Mais l’Union Syndicale est loin d’être une organisation purement “bruxelloise”.

En 1984, à l’initiative de l’Union Syndicale Bruxelles, les syndicats des différents lieux d’affectation ont créé une fédération, qui est maintenant devenue l’Union Syndicale Fédérale (USF). Avec près de 10.000 membres, elle est de loin le syndicat le plus représentatif de la Fonction publique européenne et internationale. Grâce à son réseau d’adhérents et d’organisations membres, elle a pu obtenir de belles améliorations sociales, toutes gagnées au nom de l’Union Syndicale.

Conclusions : améliorations sociales obtenues par l’Union Syndicale

Après la réforme de 2014, nous pouvions légitimement espérer une longue période de paix sociale, notamment parce que la durée de la Méthode pouvait être illimitée.

En raison d’événements politiques tels que le référendum britannique sur le retrait de l’Union européenne (Brexit), de sombres nuages planent sur l’avenir de l’UE. Outre ses conséquences politiques et le coup d’arrêt qu’il représente pour l’intégration européenne, le Brexit a également de graves conséquences financières. Le Royaume-Uni contribue pour 12% au budget de l’Union. La solution la plus simple pour combler ce déficit serait de réduire toutes les dépenses, y compris les salaires et les pensions, de 12%. Il est bien entendu que l’Union Syndicale s’opposera avec détermination à une telle solution simpliste.

Que nous réserve l’avenir ? Honnêtement, personne ne peut le dire. Mais des facteurs économiques tels que la mondialisation, l’automatisation, la robotisation et la numérisation peuvent apporter des bouleversements qui dépassent notre imagination. Une hausse du chômage pourrait résulter de cette nouvelle révolution (post-)industrielle et ces améliorations sociales, aprêment gagnées, se retrouvent sur le fil.

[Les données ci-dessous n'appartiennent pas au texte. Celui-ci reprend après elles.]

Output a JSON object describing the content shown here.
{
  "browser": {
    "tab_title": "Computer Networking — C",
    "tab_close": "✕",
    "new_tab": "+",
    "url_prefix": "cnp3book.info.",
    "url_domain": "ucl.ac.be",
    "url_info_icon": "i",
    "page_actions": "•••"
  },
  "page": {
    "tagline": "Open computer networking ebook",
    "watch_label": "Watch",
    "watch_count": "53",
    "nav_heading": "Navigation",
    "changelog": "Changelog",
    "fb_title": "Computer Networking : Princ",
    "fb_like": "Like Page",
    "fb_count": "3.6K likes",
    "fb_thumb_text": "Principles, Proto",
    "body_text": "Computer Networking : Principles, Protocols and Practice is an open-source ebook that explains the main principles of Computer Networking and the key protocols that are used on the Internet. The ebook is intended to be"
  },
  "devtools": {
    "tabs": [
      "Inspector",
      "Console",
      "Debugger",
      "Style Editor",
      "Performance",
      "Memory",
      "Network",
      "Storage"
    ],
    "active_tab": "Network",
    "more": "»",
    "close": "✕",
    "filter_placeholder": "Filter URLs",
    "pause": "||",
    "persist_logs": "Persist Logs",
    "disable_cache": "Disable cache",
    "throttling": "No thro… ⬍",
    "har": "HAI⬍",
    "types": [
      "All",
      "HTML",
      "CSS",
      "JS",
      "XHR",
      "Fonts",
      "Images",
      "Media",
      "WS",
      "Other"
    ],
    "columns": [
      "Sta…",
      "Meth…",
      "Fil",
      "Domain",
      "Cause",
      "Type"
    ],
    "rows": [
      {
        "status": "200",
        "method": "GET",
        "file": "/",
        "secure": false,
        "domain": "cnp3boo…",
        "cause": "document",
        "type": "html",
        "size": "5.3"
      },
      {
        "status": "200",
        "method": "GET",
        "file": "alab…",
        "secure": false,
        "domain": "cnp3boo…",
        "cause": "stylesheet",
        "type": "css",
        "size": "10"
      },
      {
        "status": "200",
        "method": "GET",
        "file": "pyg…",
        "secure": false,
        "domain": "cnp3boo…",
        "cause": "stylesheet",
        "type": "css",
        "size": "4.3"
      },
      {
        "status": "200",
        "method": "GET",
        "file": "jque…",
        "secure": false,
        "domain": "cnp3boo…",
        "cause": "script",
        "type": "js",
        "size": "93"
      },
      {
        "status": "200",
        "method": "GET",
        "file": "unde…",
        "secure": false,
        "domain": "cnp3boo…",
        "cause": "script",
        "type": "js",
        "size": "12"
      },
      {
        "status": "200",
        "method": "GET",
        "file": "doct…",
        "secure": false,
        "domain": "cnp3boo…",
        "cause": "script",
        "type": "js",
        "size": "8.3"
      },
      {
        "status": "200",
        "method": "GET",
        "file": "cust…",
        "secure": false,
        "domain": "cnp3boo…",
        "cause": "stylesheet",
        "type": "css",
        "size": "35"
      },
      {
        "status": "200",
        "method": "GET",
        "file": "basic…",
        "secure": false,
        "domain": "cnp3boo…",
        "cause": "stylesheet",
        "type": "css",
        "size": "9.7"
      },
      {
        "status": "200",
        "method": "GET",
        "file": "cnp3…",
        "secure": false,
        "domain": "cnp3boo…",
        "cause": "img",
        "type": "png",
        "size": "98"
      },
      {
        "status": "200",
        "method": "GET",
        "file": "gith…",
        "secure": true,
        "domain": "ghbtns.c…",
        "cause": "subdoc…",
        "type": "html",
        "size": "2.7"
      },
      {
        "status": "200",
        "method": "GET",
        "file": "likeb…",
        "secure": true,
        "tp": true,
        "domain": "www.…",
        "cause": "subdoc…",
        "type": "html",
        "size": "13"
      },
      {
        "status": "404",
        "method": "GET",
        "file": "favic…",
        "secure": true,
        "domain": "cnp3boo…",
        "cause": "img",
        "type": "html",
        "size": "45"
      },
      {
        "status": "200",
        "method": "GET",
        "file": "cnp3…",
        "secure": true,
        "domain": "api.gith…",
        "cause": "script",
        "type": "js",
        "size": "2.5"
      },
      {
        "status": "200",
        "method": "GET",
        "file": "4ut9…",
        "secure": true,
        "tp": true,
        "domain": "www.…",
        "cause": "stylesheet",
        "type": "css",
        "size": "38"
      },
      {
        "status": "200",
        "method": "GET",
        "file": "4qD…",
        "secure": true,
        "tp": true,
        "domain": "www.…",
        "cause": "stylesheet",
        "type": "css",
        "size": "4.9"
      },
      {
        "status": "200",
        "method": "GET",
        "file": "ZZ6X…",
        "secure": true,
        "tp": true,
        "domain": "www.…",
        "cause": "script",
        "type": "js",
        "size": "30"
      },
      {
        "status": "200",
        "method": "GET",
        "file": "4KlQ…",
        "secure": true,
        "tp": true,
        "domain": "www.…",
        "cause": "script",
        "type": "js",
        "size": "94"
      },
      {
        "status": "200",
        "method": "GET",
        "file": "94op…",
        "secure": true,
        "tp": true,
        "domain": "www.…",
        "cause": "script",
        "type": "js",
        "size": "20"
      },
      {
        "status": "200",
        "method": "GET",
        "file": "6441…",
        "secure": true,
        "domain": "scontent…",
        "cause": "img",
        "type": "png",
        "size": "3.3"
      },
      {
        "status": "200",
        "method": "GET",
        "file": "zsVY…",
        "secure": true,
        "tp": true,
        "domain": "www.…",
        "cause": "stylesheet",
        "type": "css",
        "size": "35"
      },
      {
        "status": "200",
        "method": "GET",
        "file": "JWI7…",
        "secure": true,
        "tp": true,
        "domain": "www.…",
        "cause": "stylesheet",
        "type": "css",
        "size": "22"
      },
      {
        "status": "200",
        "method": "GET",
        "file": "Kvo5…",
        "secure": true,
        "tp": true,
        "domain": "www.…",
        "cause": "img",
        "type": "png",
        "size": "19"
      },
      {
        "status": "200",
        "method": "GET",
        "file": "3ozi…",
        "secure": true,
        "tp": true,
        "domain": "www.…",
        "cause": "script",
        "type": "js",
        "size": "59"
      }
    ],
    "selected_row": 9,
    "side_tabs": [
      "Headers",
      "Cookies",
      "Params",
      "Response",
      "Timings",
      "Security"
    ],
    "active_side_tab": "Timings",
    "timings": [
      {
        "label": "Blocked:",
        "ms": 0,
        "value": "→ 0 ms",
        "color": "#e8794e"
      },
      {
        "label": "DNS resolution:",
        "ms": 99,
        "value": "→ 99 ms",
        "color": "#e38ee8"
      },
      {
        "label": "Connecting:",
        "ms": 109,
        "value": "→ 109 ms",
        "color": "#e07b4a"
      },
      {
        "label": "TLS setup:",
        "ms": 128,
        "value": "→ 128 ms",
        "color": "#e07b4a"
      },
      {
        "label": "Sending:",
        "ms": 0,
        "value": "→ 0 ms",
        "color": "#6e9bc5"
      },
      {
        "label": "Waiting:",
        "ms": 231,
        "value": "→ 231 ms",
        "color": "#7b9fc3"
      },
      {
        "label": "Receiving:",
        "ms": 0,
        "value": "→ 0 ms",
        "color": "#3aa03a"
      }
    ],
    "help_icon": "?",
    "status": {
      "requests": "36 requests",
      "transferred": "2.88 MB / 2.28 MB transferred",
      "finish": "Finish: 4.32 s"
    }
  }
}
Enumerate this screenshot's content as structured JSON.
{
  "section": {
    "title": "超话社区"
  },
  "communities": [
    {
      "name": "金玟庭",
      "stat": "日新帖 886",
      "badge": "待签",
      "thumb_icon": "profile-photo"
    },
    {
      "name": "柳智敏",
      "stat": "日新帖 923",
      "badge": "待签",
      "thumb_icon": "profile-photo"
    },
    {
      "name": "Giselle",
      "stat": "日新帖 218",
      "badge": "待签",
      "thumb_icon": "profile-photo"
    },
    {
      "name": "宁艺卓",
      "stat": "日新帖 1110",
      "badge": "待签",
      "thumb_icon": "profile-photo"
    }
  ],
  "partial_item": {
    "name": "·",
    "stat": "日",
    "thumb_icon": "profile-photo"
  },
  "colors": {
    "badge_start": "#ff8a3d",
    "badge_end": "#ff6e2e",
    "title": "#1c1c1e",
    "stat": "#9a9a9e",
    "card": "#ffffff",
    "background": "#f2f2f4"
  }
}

Le projet européen -une Union sans cesse plus étroite- et le Service public européen sont maintenant sérieusement menacés par de fortes tendances nationalistes dans de nombreux pays.Un groupe nationaliste s’est constitué au sein du Parlement européen. Le Royaume-Uni quitte l’Union. Des partis nationalistes font partie des gouvernements polonais, hongrois, belge, finlandais et autrichien. Ils se renforcent en France, en Allemagne, en Italie, au Danemark. C’est certes en réaction à la dérégulation néo-libérale et à la mondialisation, mais aussi aux différentes crises que nous avons traversées au cours des dernières années. Les dirigeants européens échouent, tant au niveau européen qu’au niveau national, à en comprendre les causes sous-jacentes et à maintenir la protection et la cohésion sociales.

L’Union Syndicale veut participer à la défense de l’idéal européen et du Service public européen, véritable colonne vertébrale de l’intégration européenne; elle veut contribuer à la réalisation du bien-être et du progrès social sur nos lieux de travail, mais aussi en solidarité avec les travailleurs et leurs syndicats dans toute l’Europe.